O PRIVILÉGIO DE TER MÃE...


Eu tinha 7 anos... quando matei minha mãe pela primeira vez. Eu não a queria junto a mim quando chegasse à escola em meu 1º dia de aula. Eu me achava forte o suficiente para enfrentar os desafios que a nova vida iria me trazer. Poucas semanas depois descobri aliviado que ela ainda estava lá, pronta para me defender não somente daqueles garotos brutamontes que me ameaçavam, como das dificuldades intransponíveis da tabuada.

Quando fiz 14 anos... eu a matei novamente. Não a queria me impondo regras ou limites, nem que me impedisse de viver a plenitude dos vôos juvenis. Mas logo no primeiro porre eu felizmente a descobri rediviva – foi quando ela não só me curou da ressaca, como impediu que eu levasse uma vergonhosa surra de meu pai.

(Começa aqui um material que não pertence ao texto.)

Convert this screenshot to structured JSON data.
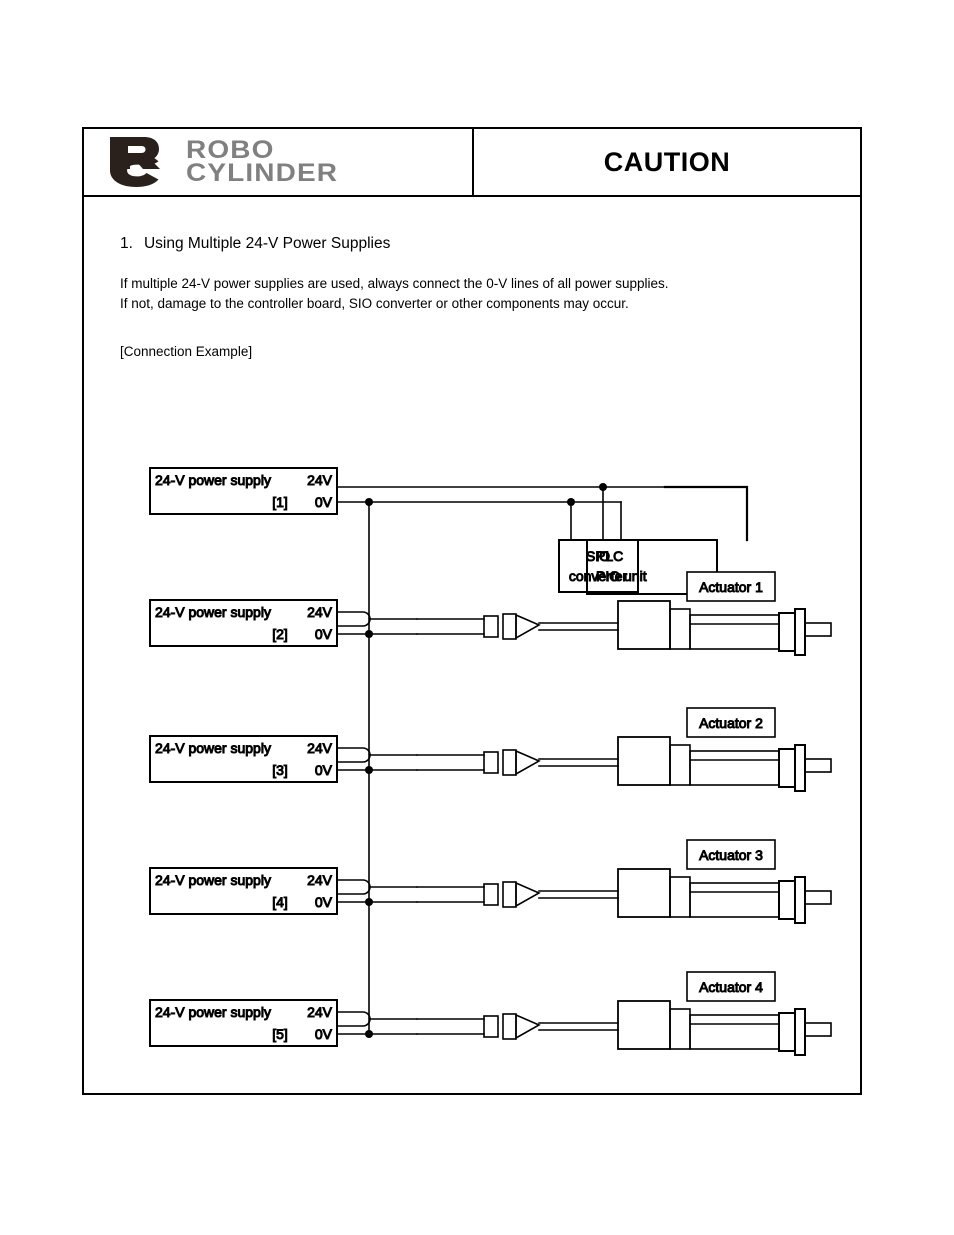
{
  "header": {
    "logo_mark": "rc-monogram",
    "brand_line1": "ROBO",
    "brand_line2": "CYLINDER",
    "brand_color": "#808080",
    "mark_color": "#2b211c",
    "title": "CAUTION"
  },
  "content": {
    "heading_number": "1.",
    "heading_text": "Using Multiple 24-V Power Supplies",
    "paragraph_line1": "If multiple 24-V power supplies are used, always connect the 0-V lines of all power supplies.",
    "paragraph_line2": "If not, damage to the controller board, SIO converter or other components may occur.",
    "example_label": "[Connection Example]"
  },
  "diagram": {
    "supply_label": "24-V power supply",
    "terminal_24v": "24V",
    "terminal_0v": "0V",
    "power_supplies": [
      {
        "index": "[1]"
      },
      {
        "index": "[2]"
      },
      {
        "index": "[3]"
      },
      {
        "index": "[4]"
      },
      {
        "index": "[5]"
      }
    ],
    "devices": [
      {
        "name": "sio-converter",
        "line1": "SIO",
        "line2": "converter"
      },
      {
        "name": "plc-pio-unit",
        "line1": "PLC",
        "line2": "PIO unit"
      }
    ],
    "actuators": [
      {
        "label": "Actuator 1"
      },
      {
        "label": "Actuator 2"
      },
      {
        "label": "Actuator 3"
      },
      {
        "label": "Actuator 4"
      }
    ]
  }
}
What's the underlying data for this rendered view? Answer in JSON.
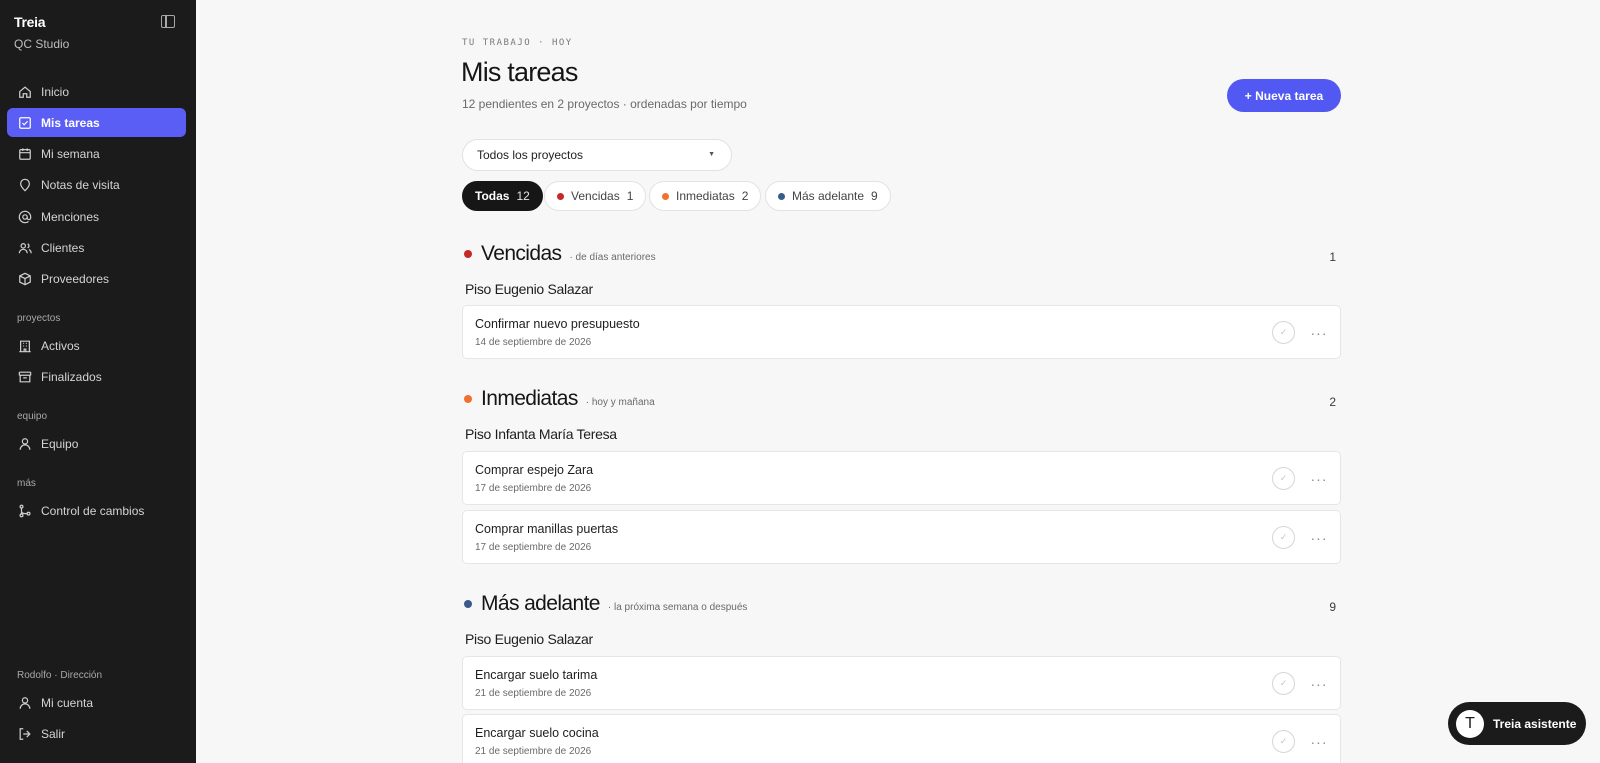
{
  "sidebar": {
    "brand": "Treia",
    "workspace": "QC Studio",
    "nav": [
      {
        "label": "Inicio",
        "icon": "home-icon"
      },
      {
        "label": "Mis tareas",
        "icon": "checkbox-icon",
        "active": true
      },
      {
        "label": "Mi semana",
        "icon": "calendar-icon"
      },
      {
        "label": "Notas de visita",
        "icon": "location-pin-icon"
      },
      {
        "label": "Menciones",
        "icon": "at-icon"
      },
      {
        "label": "Clientes",
        "icon": "users-icon"
      },
      {
        "label": "Proveedores",
        "icon": "box-icon"
      }
    ],
    "sections": {
      "proyectos": "proyectos",
      "equipo": "equipo",
      "mas": "más",
      "user": "Rodolfo · Dirección"
    },
    "proyectos_items": [
      {
        "label": "Activos",
        "icon": "building-icon"
      },
      {
        "label": "Finalizados",
        "icon": "archive-icon"
      }
    ],
    "equipo_items": [
      {
        "label": "Equipo",
        "icon": "user-icon"
      }
    ],
    "mas_items": [
      {
        "label": "Control de cambios",
        "icon": "git-branch-icon"
      }
    ],
    "account_items": [
      {
        "label": "Mi cuenta",
        "icon": "user-icon"
      },
      {
        "label": "Salir",
        "icon": "logout-icon"
      }
    ]
  },
  "header": {
    "eyebrow": "TU TRABAJO · HOY",
    "title": "Mis tareas",
    "subtitle": "12 pendientes en 2 proyectos · ordenadas por tiempo",
    "new_button": "+ Nueva tarea"
  },
  "filter": {
    "project_select": "Todos los proyectos",
    "chips": [
      {
        "label": "Todas",
        "count": "12",
        "active": true
      },
      {
        "label": "Vencidas",
        "count": "1",
        "color": "#c62828"
      },
      {
        "label": "Inmediatas",
        "count": "2",
        "color": "#f07030"
      },
      {
        "label": "Más adelante",
        "count": "9",
        "color": "#3a5a8c"
      }
    ]
  },
  "groups": [
    {
      "title": "Vencidas",
      "subtitle": "· de días anteriores",
      "count": "1",
      "color": "#c62828",
      "project": "Piso Eugenio Salazar",
      "tasks": [
        {
          "name": "Confirmar nuevo presupuesto",
          "date": "14 de septiembre de 2026"
        }
      ]
    },
    {
      "title": "Inmediatas",
      "subtitle": "· hoy y mañana",
      "count": "2",
      "color": "#f07030",
      "project": "Piso Infanta María Teresa",
      "tasks": [
        {
          "name": "Comprar espejo Zara",
          "date": "17 de septiembre de 2026"
        },
        {
          "name": "Comprar manillas puertas",
          "date": "17 de septiembre de 2026"
        }
      ]
    },
    {
      "title": "Más adelante",
      "subtitle": "· la próxima semana o después",
      "count": "9",
      "color": "#3a5a8c",
      "project": "Piso Eugenio Salazar",
      "tasks": [
        {
          "name": "Encargar suelo tarima",
          "date": "21 de septiembre de 2026"
        },
        {
          "name": "Encargar suelo cocina",
          "date": "21 de septiembre de 2026"
        }
      ]
    }
  ],
  "assistant": {
    "avatar_letter": "T",
    "label": "Treia asistente"
  }
}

Aos 18 anos... achei que mataria minha mãe definitivamente, sem chances para ressurreição. Entrara na faculdade, iria morar em república, faria política estudantil, atividades em que a presença materna não cabia em nenhuma hipótese. Ledo engano: quando me descobri confuso sobre qual rumo seguir voltei à casa materna, único espaço possível de guarida e compreensão.

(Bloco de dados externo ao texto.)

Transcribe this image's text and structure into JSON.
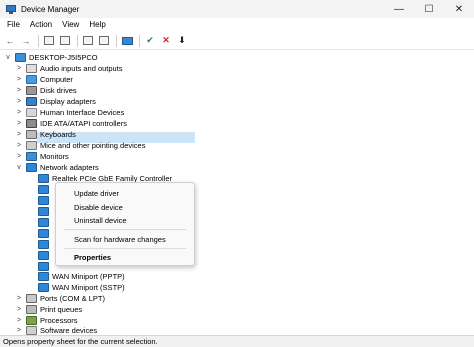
{
  "window": {
    "title": "Device Manager",
    "controls": {
      "minimize": "—",
      "maximize": "☐",
      "close": "✕"
    }
  },
  "menu": [
    "File",
    "Action",
    "View",
    "Help"
  ],
  "toolbar": {
    "back": "←",
    "forward": "→",
    "enable": "✔",
    "remove": "✕",
    "update": "⬇"
  },
  "tree": {
    "root": "DESKTOP-J5I5PCO",
    "categories": [
      "Audio inputs and outputs",
      "Computer",
      "Disk drives",
      "Display adapters",
      "Human Interface Devices",
      "IDE ATA/ATAPI controllers",
      "Keyboards",
      "Mice and other pointing devices",
      "Monitors",
      "Network adapters"
    ],
    "network_children": [
      "Realtek PCIe GbE Family Controller",
      "WAN Miniport (PPTP)",
      "WAN Miniport (SSTP)"
    ],
    "after_categories": [
      "Ports (COM & LPT)",
      "Print queues",
      "Processors",
      "Software devices"
    ],
    "expand_collapsed": ">",
    "expand_open": "v"
  },
  "context_menu": {
    "items": [
      "Update driver",
      "Disable device",
      "Uninstall device",
      "Scan for hardware changes",
      "Properties"
    ]
  },
  "status": "Opens property sheet for the current selection."
}
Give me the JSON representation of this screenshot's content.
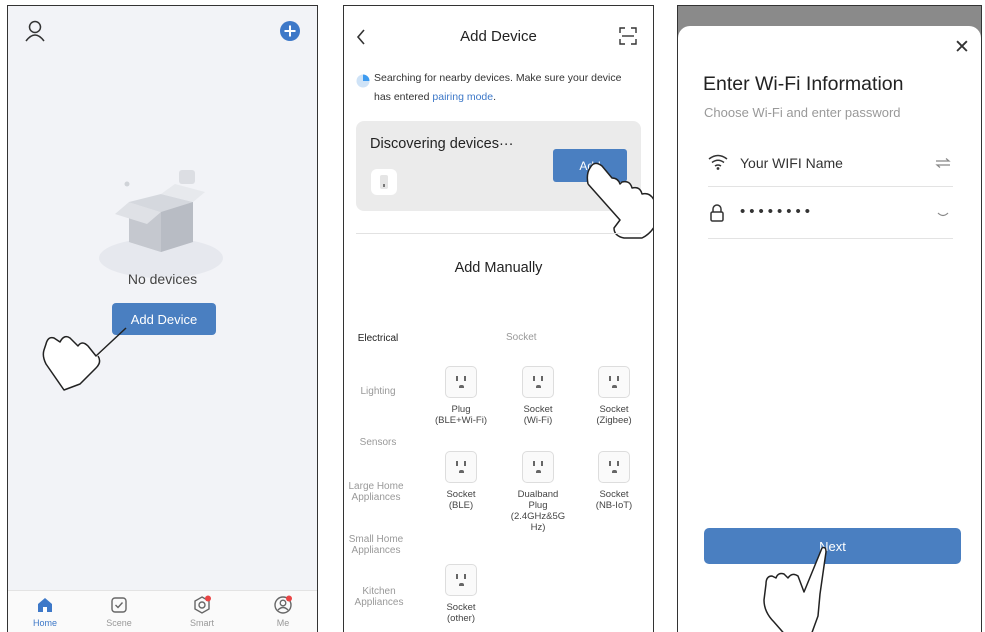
{
  "home_screen": {
    "empty_text": "No devices",
    "add_device_button": "Add Device",
    "tabs": [
      {
        "label": "Home",
        "icon": "home-icon",
        "active": true
      },
      {
        "label": "Scene",
        "icon": "scene-icon",
        "active": false
      },
      {
        "label": "Smart",
        "icon": "smart-icon",
        "active": false
      },
      {
        "label": "Me",
        "icon": "me-icon",
        "active": false
      }
    ]
  },
  "add_device_screen": {
    "title": "Add Device",
    "search_text": "Searching for nearby devices. Make sure your device has entered ",
    "search_link": "pairing mode",
    "search_end": ".",
    "discovering_text": "Discovering devices···",
    "add_button": "Add",
    "add_manually": "Add Manually",
    "section_title": "Socket",
    "categories": [
      "Electrical",
      "Lighting",
      "Sensors",
      "Large Home Appliances",
      "Small Home Appliances",
      "Kitchen Appliances"
    ],
    "devices": [
      {
        "line1": "Plug",
        "line2": "(BLE+Wi-Fi)"
      },
      {
        "line1": "Socket",
        "line2": "(Wi-Fi)"
      },
      {
        "line1": "Socket",
        "line2": "(Zigbee)"
      },
      {
        "line1": "Socket",
        "line2": "(BLE)"
      },
      {
        "line1": "Dualband",
        "line2": "Plug",
        "line3": "(2.4GHz&5G",
        "line4": "Hz)"
      },
      {
        "line1": "Socket",
        "line2": "(NB-IoT)"
      },
      {
        "line1": "Socket",
        "line2": "(other)"
      }
    ]
  },
  "wifi_screen": {
    "title": "Enter Wi-Fi Information",
    "subtitle": "Choose Wi-Fi and enter password",
    "wifi_name": "Your WIFI Name",
    "password_mask": "••••••••",
    "next_button": "Next"
  },
  "colors": {
    "accent": "#4a7fc1",
    "link": "#3d78c8",
    "badge": "#e94545"
  }
}
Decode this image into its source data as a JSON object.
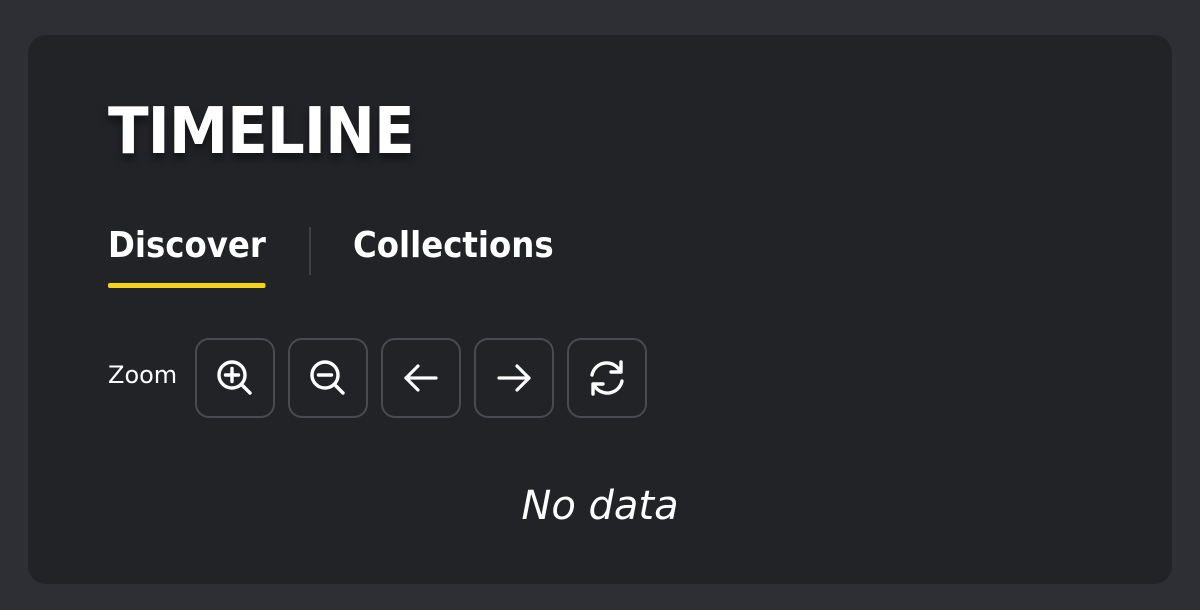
{
  "panel": {
    "title": "TIMELINE"
  },
  "tabs": [
    {
      "label": "Discover",
      "active": true
    },
    {
      "label": "Collections",
      "active": false
    }
  ],
  "accent_color": "#f5d31b",
  "zoom": {
    "label": "Zoom",
    "buttons": [
      {
        "icon": "zoom-in-icon"
      },
      {
        "icon": "zoom-out-icon"
      },
      {
        "icon": "arrow-left-icon"
      },
      {
        "icon": "arrow-right-icon"
      },
      {
        "icon": "refresh-icon"
      }
    ]
  },
  "empty_state": {
    "message": "No data"
  }
}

Aos 23 anos... me dei conta de que a morte materna era possível, apenas requeria lentidão… Foi quando me casei, finquei bandeira de independência e segui viagem. Mas bastou nascer a primeira filha para descobrir que o bicho “mãe” se transformara num espécime ainda mais vigoroso chamado “avó”. Para quem ainda não viveu a experiência, avó é mãe em dose dupla…

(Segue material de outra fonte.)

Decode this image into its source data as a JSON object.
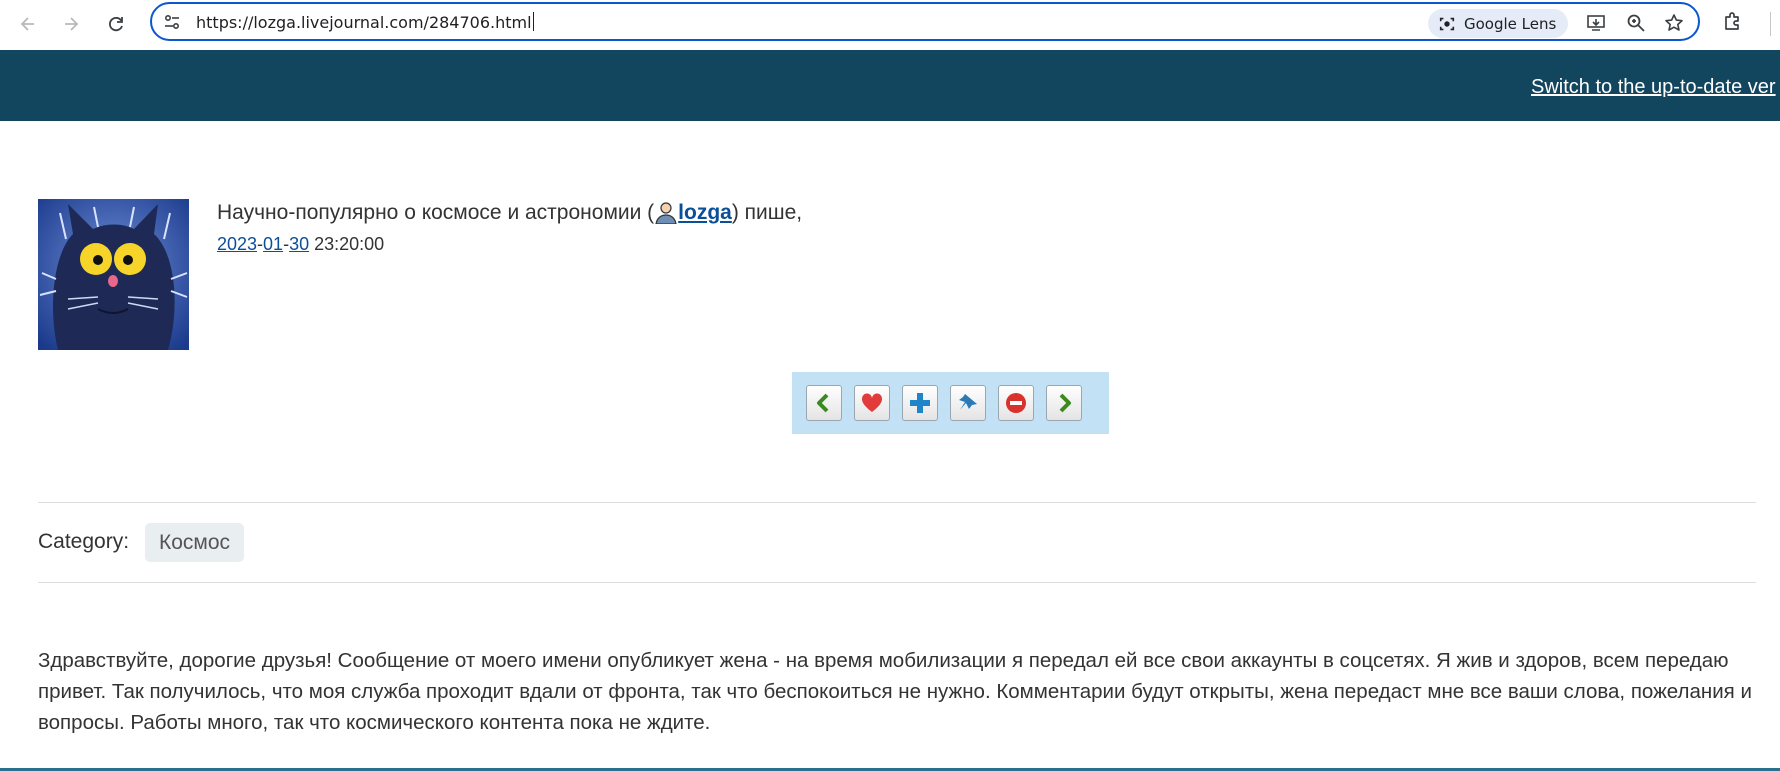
{
  "browser": {
    "url": "https://lozga.livejournal.com/284706.html",
    "lens_label": "Google Lens"
  },
  "banner": {
    "link_text": "Switch to the up-to-date ver"
  },
  "entry": {
    "journal_title": "Научно-популярно о космосе и астрономии (",
    "username": "lozga",
    "wrote": ") пише,",
    "date": {
      "year": "2023",
      "month": "01",
      "day": "30",
      "time": "23:20:00"
    },
    "toolbar": [
      "previous-icon",
      "heart-icon",
      "plus-icon",
      "pin-icon",
      "stop-icon",
      "next-icon"
    ],
    "category_label": "Category:",
    "category_tag": "Космос",
    "text": "Здравствуйте, дорогие друзья! Сообщение от моего имени опубликует жена - на время мобилизации я передал ей все свои аккаунты в соцсетях. Я жив и здоров, всем передаю привет. Так получилось, что моя служба проходит вдали от фронта, так что беспокоиться не нужно. Комментарии будут открыты, жена передаст мне все ваши слова, пожелания и вопросы. Работы много, так что космического контента пока не ждите."
  },
  "colors": {
    "banner": "#12455e",
    "link": "#0b4f99",
    "toolbar_bg": "#c2e1f5",
    "omnibox_border": "#0b57d0"
  }
}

Apesar de tudo continuei acreditando na tese da morte lenta e demorada, e aos poucos fui me sentindo mais distante e autônomo, mesmo que a intervalos regulares ela reaparecesse em minha vida desempenhando papéis importantes e únicos, papéis que somente ela poderia protagonizar… Mas o final dessa história, ao contrário do que eu sempre imaginei, foi ela quem definiu: quando menos esperava, ela decidiu morrer. Assim, sem mais, nem menos, sem pedir licença ou permissão, sem data marcada ou ocasião para despedida. Ela simplesmente se foi, deixando a lição que mães são para sempre. Ao contrário do que sempre imaginei, são elas que decidem o quanto pode durar em vida, e o quanto fica relegado para o etéreo terreno da saudade…

A. D.

Para refletir sobre o privilégio de ter mãe, enviado pela querida Sula Miranda.

2 comentários:

Karin Ramos disse...

Minha mãe sempre me dizia que eu só saberia valorizá-la o dia que me tornasse mãe.
É verdade!!! Como é bom ter mãe! Hoje eu não tenho mais, o Senhor já a recolheu. Valorize sua mãe!!
Deus as abençoe!!

Andrea Paula disse...

Em várias situações em minha vida,me afastei de minha mãe.Não queria sua opinião e achava seus conselhos chatos. Ao enfrentar um problema de saúde e ficar hospitalizada,só a presença dela me confortava e suas orações salvaram minha vida e animaram minha fé.Graças a Deus me arrependi a tempo!Amo e admiro a grande mulher de Deus que é minha mãe Conceição.